For this the application weblogo 3 (Crooks et al., 2004; http://weblogo.threeplusone.com) was used. Sequence logos have been useful in visualizing patterns in aligned sequence motifs (Schneider & Stephens, 1990) and have indeed been used to analyse Tat motifs (see e.g. Bendtsen et al., 2005). We used this to compare the Tat motifs of haloarchaeal Tat substrates with that of the consensus E. coli Akt inhibitor motif
(S/TRRxFLK). Signal peptide-containing sequences were extracted from genomes of E. coli and three fully sequenced haloarchaea: H. marismortui, N. pharaonis, and H. salinarum. The datasets obtained (see Supporting Information, Table S1) were filtered as outlined in Materials and methods to minimize the number of false-positive hits. Current information of prokaryotic signal peptides in general and the Tat system more specifically is mostly derived from bacterial systems, and as such, our searches may have been biased towards bacterial-like signal peptides. This, and our additional filtering, has most likely led to the absence of some genuine Tat signal peptides. Indeed, some proteins that are known to be Tat substrates in E. coli are missing from our dataset, including FdnH, HyaA, and HybO, all of which have been shown experimentally CDK inhibitor to be Tat substrates (Hatzixanthis et al., 2003; Berks et al., 2005).

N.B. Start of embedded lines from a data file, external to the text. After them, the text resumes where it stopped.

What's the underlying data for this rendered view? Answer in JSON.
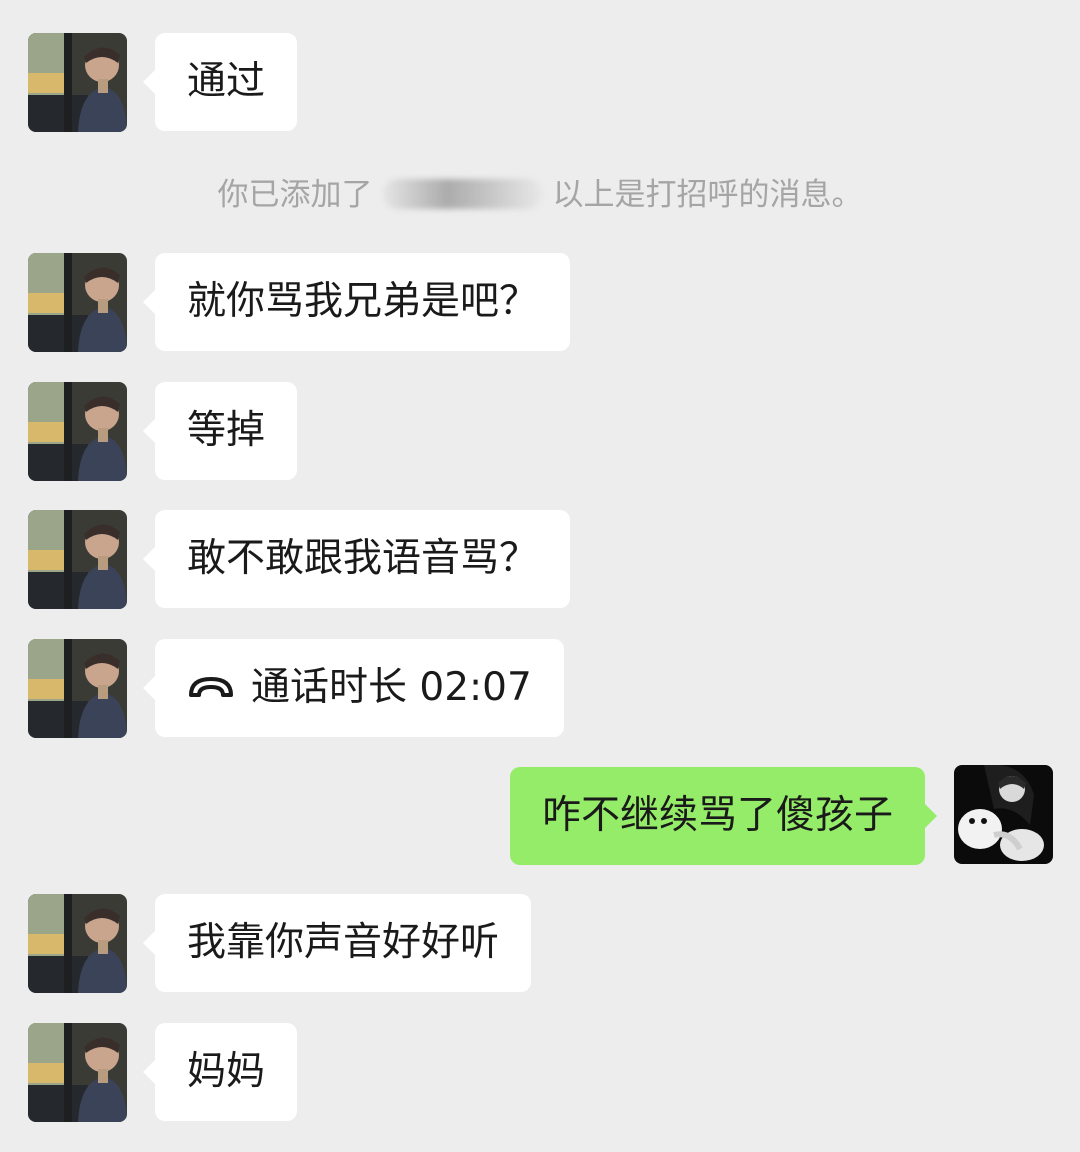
{
  "messages": [
    {
      "side": "in",
      "text": "通过"
    },
    {
      "side": "in",
      "text": "就你骂我兄弟是吧？"
    },
    {
      "side": "in",
      "text": "等掉"
    },
    {
      "side": "in",
      "text": "敢不敢跟我语音骂？"
    },
    {
      "side": "in",
      "type": "call",
      "icon": "phone-hangup-icon",
      "text": "通话时长 02:07"
    },
    {
      "side": "out",
      "text": "咋不继续骂了傻孩子"
    },
    {
      "side": "in",
      "text": "我靠你声音好好听"
    },
    {
      "side": "in",
      "text": "妈妈"
    }
  ],
  "system_notice": {
    "prefix": "你已添加了",
    "suffix": "以上是打招呼的消息。"
  },
  "colors": {
    "background": "#ededed",
    "incoming_bubble": "#ffffff",
    "outgoing_bubble": "#95ec69",
    "system_text": "#a5a5a5"
  }
}
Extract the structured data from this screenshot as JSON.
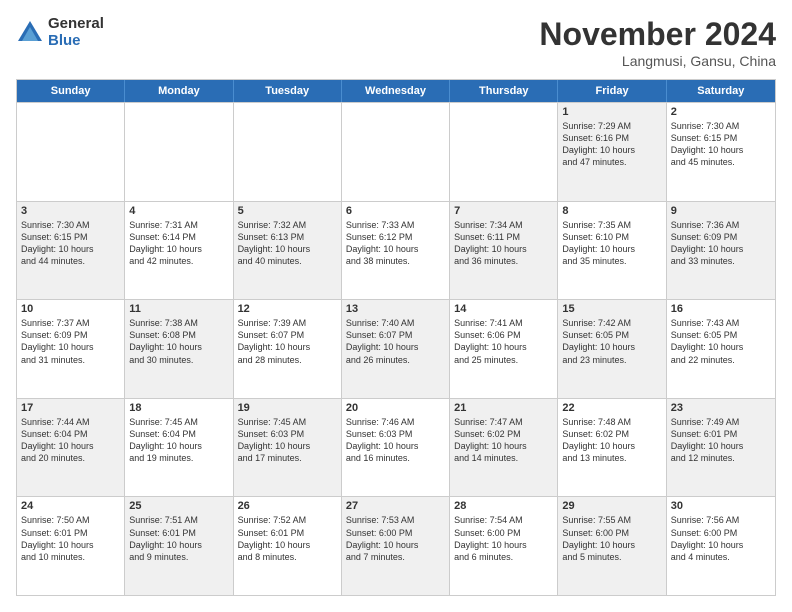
{
  "logo": {
    "general": "General",
    "blue": "Blue"
  },
  "title": "November 2024",
  "location": "Langmusi, Gansu, China",
  "header_days": [
    "Sunday",
    "Monday",
    "Tuesday",
    "Wednesday",
    "Thursday",
    "Friday",
    "Saturday"
  ],
  "rows": [
    {
      "cells": [
        {
          "empty": true
        },
        {
          "empty": true
        },
        {
          "empty": true
        },
        {
          "empty": true
        },
        {
          "empty": true
        },
        {
          "day": 1,
          "shaded": true,
          "lines": [
            "Sunrise: 7:29 AM",
            "Sunset: 6:16 PM",
            "Daylight: 10 hours",
            "and 47 minutes."
          ]
        },
        {
          "day": 2,
          "lines": [
            "Sunrise: 7:30 AM",
            "Sunset: 6:15 PM",
            "Daylight: 10 hours",
            "and 45 minutes."
          ]
        }
      ]
    },
    {
      "cells": [
        {
          "day": 3,
          "shaded": true,
          "lines": [
            "Sunrise: 7:30 AM",
            "Sunset: 6:15 PM",
            "Daylight: 10 hours",
            "and 44 minutes."
          ]
        },
        {
          "day": 4,
          "lines": [
            "Sunrise: 7:31 AM",
            "Sunset: 6:14 PM",
            "Daylight: 10 hours",
            "and 42 minutes."
          ]
        },
        {
          "day": 5,
          "shaded": true,
          "lines": [
            "Sunrise: 7:32 AM",
            "Sunset: 6:13 PM",
            "Daylight: 10 hours",
            "and 40 minutes."
          ]
        },
        {
          "day": 6,
          "lines": [
            "Sunrise: 7:33 AM",
            "Sunset: 6:12 PM",
            "Daylight: 10 hours",
            "and 38 minutes."
          ]
        },
        {
          "day": 7,
          "shaded": true,
          "lines": [
            "Sunrise: 7:34 AM",
            "Sunset: 6:11 PM",
            "Daylight: 10 hours",
            "and 36 minutes."
          ]
        },
        {
          "day": 8,
          "lines": [
            "Sunrise: 7:35 AM",
            "Sunset: 6:10 PM",
            "Daylight: 10 hours",
            "and 35 minutes."
          ]
        },
        {
          "day": 9,
          "shaded": true,
          "lines": [
            "Sunrise: 7:36 AM",
            "Sunset: 6:09 PM",
            "Daylight: 10 hours",
            "and 33 minutes."
          ]
        }
      ]
    },
    {
      "cells": [
        {
          "day": 10,
          "lines": [
            "Sunrise: 7:37 AM",
            "Sunset: 6:09 PM",
            "Daylight: 10 hours",
            "and 31 minutes."
          ]
        },
        {
          "day": 11,
          "shaded": true,
          "lines": [
            "Sunrise: 7:38 AM",
            "Sunset: 6:08 PM",
            "Daylight: 10 hours",
            "and 30 minutes."
          ]
        },
        {
          "day": 12,
          "lines": [
            "Sunrise: 7:39 AM",
            "Sunset: 6:07 PM",
            "Daylight: 10 hours",
            "and 28 minutes."
          ]
        },
        {
          "day": 13,
          "shaded": true,
          "lines": [
            "Sunrise: 7:40 AM",
            "Sunset: 6:07 PM",
            "Daylight: 10 hours",
            "and 26 minutes."
          ]
        },
        {
          "day": 14,
          "lines": [
            "Sunrise: 7:41 AM",
            "Sunset: 6:06 PM",
            "Daylight: 10 hours",
            "and 25 minutes."
          ]
        },
        {
          "day": 15,
          "shaded": true,
          "lines": [
            "Sunrise: 7:42 AM",
            "Sunset: 6:05 PM",
            "Daylight: 10 hours",
            "and 23 minutes."
          ]
        },
        {
          "day": 16,
          "lines": [
            "Sunrise: 7:43 AM",
            "Sunset: 6:05 PM",
            "Daylight: 10 hours",
            "and 22 minutes."
          ]
        }
      ]
    },
    {
      "cells": [
        {
          "day": 17,
          "shaded": true,
          "lines": [
            "Sunrise: 7:44 AM",
            "Sunset: 6:04 PM",
            "Daylight: 10 hours",
            "and 20 minutes."
          ]
        },
        {
          "day": 18,
          "lines": [
            "Sunrise: 7:45 AM",
            "Sunset: 6:04 PM",
            "Daylight: 10 hours",
            "and 19 minutes."
          ]
        },
        {
          "day": 19,
          "shaded": true,
          "lines": [
            "Sunrise: 7:45 AM",
            "Sunset: 6:03 PM",
            "Daylight: 10 hours",
            "and 17 minutes."
          ]
        },
        {
          "day": 20,
          "lines": [
            "Sunrise: 7:46 AM",
            "Sunset: 6:03 PM",
            "Daylight: 10 hours",
            "and 16 minutes."
          ]
        },
        {
          "day": 21,
          "shaded": true,
          "lines": [
            "Sunrise: 7:47 AM",
            "Sunset: 6:02 PM",
            "Daylight: 10 hours",
            "and 14 minutes."
          ]
        },
        {
          "day": 22,
          "lines": [
            "Sunrise: 7:48 AM",
            "Sunset: 6:02 PM",
            "Daylight: 10 hours",
            "and 13 minutes."
          ]
        },
        {
          "day": 23,
          "shaded": true,
          "lines": [
            "Sunrise: 7:49 AM",
            "Sunset: 6:01 PM",
            "Daylight: 10 hours",
            "and 12 minutes."
          ]
        }
      ]
    },
    {
      "cells": [
        {
          "day": 24,
          "lines": [
            "Sunrise: 7:50 AM",
            "Sunset: 6:01 PM",
            "Daylight: 10 hours",
            "and 10 minutes."
          ]
        },
        {
          "day": 25,
          "shaded": true,
          "lines": [
            "Sunrise: 7:51 AM",
            "Sunset: 6:01 PM",
            "Daylight: 10 hours",
            "and 9 minutes."
          ]
        },
        {
          "day": 26,
          "lines": [
            "Sunrise: 7:52 AM",
            "Sunset: 6:01 PM",
            "Daylight: 10 hours",
            "and 8 minutes."
          ]
        },
        {
          "day": 27,
          "shaded": true,
          "lines": [
            "Sunrise: 7:53 AM",
            "Sunset: 6:00 PM",
            "Daylight: 10 hours",
            "and 7 minutes."
          ]
        },
        {
          "day": 28,
          "lines": [
            "Sunrise: 7:54 AM",
            "Sunset: 6:00 PM",
            "Daylight: 10 hours",
            "and 6 minutes."
          ]
        },
        {
          "day": 29,
          "shaded": true,
          "lines": [
            "Sunrise: 7:55 AM",
            "Sunset: 6:00 PM",
            "Daylight: 10 hours",
            "and 5 minutes."
          ]
        },
        {
          "day": 30,
          "lines": [
            "Sunrise: 7:56 AM",
            "Sunset: 6:00 PM",
            "Daylight: 10 hours",
            "and 4 minutes."
          ]
        }
      ]
    }
  ]
}
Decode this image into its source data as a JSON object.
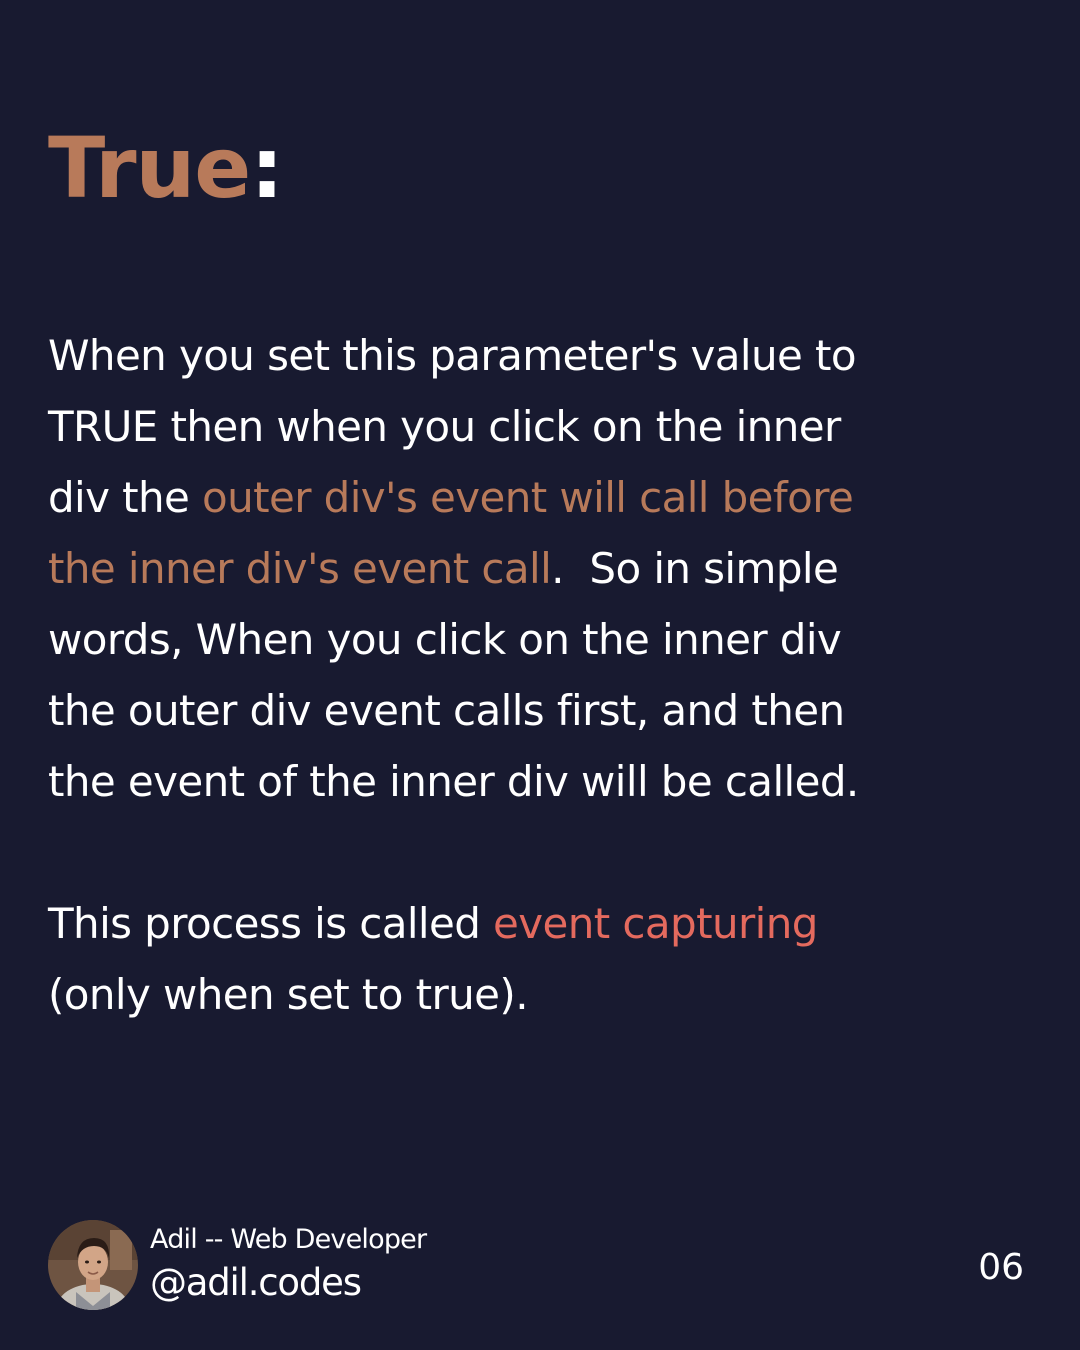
{
  "colors": {
    "background": "#181a30",
    "accent_brown": "#b87a5a",
    "accent_red": "#e46a5e",
    "text": "#ffffff"
  },
  "title": {
    "word": "True",
    "colon": ":"
  },
  "paragraph1": {
    "line1": "When you set this parameter's value to",
    "line2": "TRUE then when you click on the inner",
    "line3_plain": "div the ",
    "line3_highlight": "outer div's event will call before",
    "line4_highlight": "the inner div's event call",
    "line4_plain": ".  So in simple",
    "line5": "words, When you click on the inner div",
    "line6": "the outer div event calls first, and then",
    "line7": "the event of the inner div will be called."
  },
  "paragraph2": {
    "line1_plain": "This process is called ",
    "line1_highlight": "event capturing",
    "line2": "(only when set to true)."
  },
  "footer": {
    "author_name": "Adil -- Web Developer",
    "author_handle": "@adil.codes",
    "page_number": "06"
  },
  "icons": {
    "avatar": "profile-photo"
  }
}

However, these three contain C-terminal transmembrane helices, which is the reason why our filtering steps rejected them. Nevertheless, only a fairly small proportion of Tat substrates have such additional
membrane-spanning domains, and we think that this approach has also resulted in datasets with very few or no false-positive proteins. The twin-arginine motifs obtained were aligned manually and used to generate sequence logos (Fig. 1). As can be observed from the top panel, our method used indeed led to a motif with the consensus SRRxFLK SPTLC1 as observed before (Berks, 1996). The twin-arginine motifs in haloarchaea were similar, but with a number of notable differences. Firstly, the dominance of Phe in position 5 is less pronounced than in E. coli; Val is found in that position in a very similar frequency. Secondly, Leu in position 6 appears to be far more frequent in haloarchaeal Tat motifs as compared with the E. coli Tat motif. Finally, the Lys in position 7 is less common in haloarchaea as compared with E. coli. Some of these differences may be attributable to the overall differences in the amino acid composition between halophilic and nonhalophilic proteins. For instance, haloarchaea contain, on average, fewer large hydrophobic residues such as Phe, as well as a relatively low percentage of lysine residues as compared with bacteria such as E. coli or Bacillus subtilis (Bolhuis et al., 2007). In this respect, the prominence of Leu in position 6 is actually interesting as this residue is, like Phe, less frequent in haloarchaeal proteins.